Note the output of pwd for later, that’s the path to your file you’re editing.
then keep hitting the d key, which will delete a line when pressed twice, until you get to just before the crash.
then use the down arrow to pass through the lines you want to share and use the d key to get rid of the rest. Hit the escape key, a colon, the letters w and then q then hit enter.
then on your machine you’re posting from open powershell. Type pwd, hit enter and note the result. That’s where the file will land locally so you can attach it.
This is a Linux issue (if you search for “workqueue leaked lock or atomic” you get a lot of reports from various distributions). Make sure that your distro/kernel is up-to-date.
I’ve just been able to stabilize my HA moved to a (much weaker than yours) n100 box, funnily enough into a VM instead of outside of it.
The key thing is to tweak vm dirty pages sysctls. The defaults are good for a time long past. They blow up in certain workloads on fast machines with loads of memory due to write caches being too big and then blocking everything.
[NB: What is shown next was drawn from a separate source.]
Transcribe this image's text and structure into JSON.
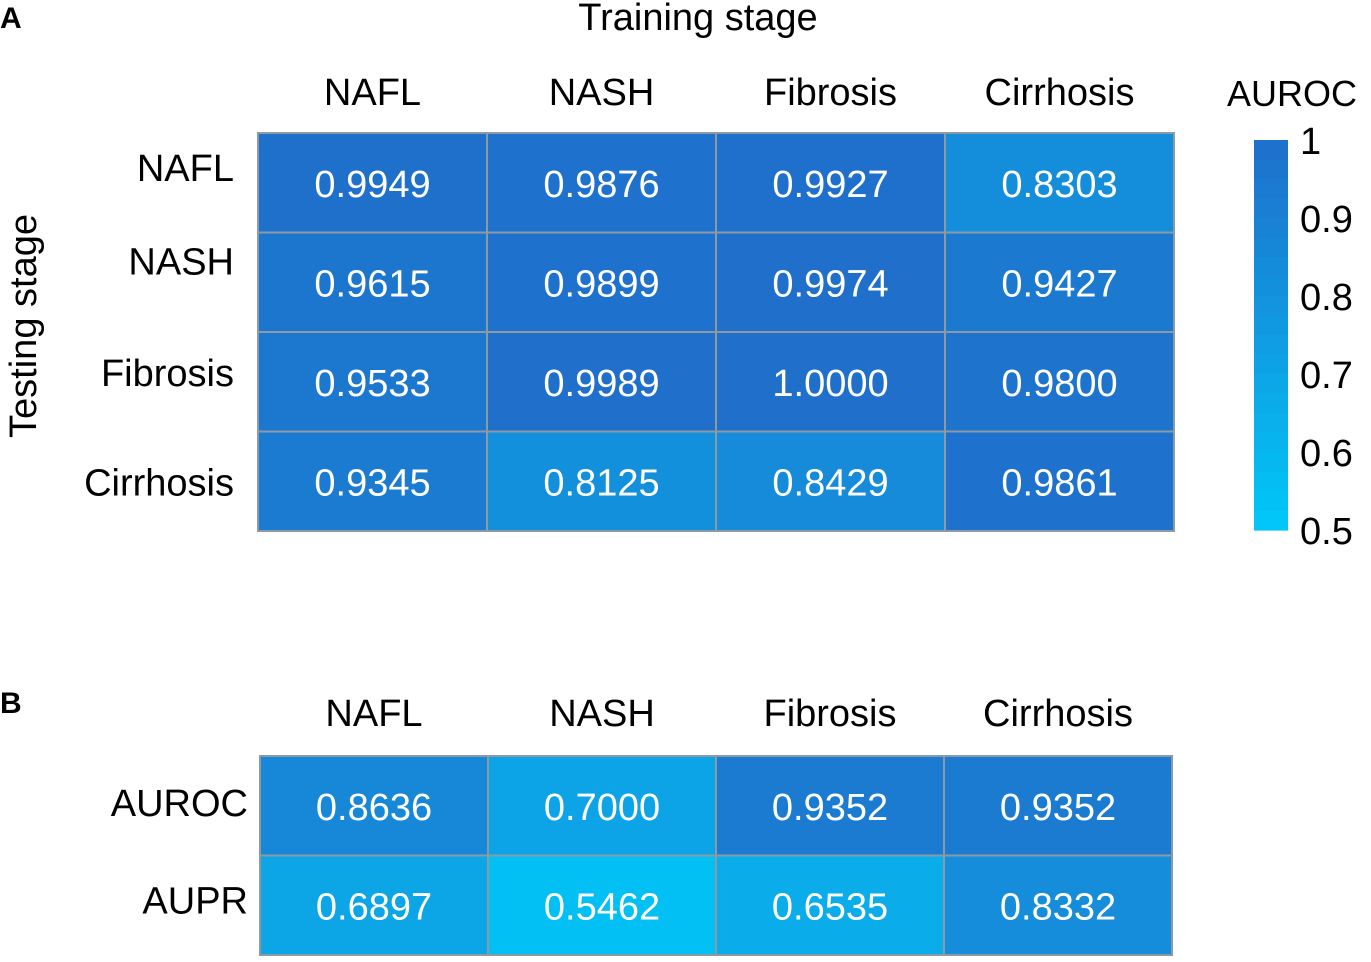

This is my /etc/sysctl.d/01-memory.local.conf
# do not overcommit - optional
#vm.overcommit_ratio=100
#vm.overcommit_memory=2
# 5 GB of dedicated hugepages for qemu - disable if not used - or increase if using more memory for vms
# vm.nr_hugepages=2560
# use swap, but try not to. do not set to 0!
vm.swappiness = 1
# default 100
vm.vfs_cache_pressure=50
# dirty ratio/bytes: do not oom kill when suddenly lots of pages need to be written to disk
# loads of ram => reduce further
#vm.dirty_ratio=6
#vm.dirty_background_ratio=4
# it's either the above or below - with a very fast disk you can increase this 2x, maybe 5x
vm.dirty_bytes = 1300000000
# ~0.3 * above
vm.dirty_background_bytes = 300000000
# these are still too high probably - experiment with 500/150 or less
vm.dirty_expire_centisecs = 1500
vm.dirty_writeback_centisecs = 300
After these changes (and setting vm image to raw instead of qcow2) my nightly backups barely register on the cpu load time series instead of blowing up to 15+, which on the n100 kills the system.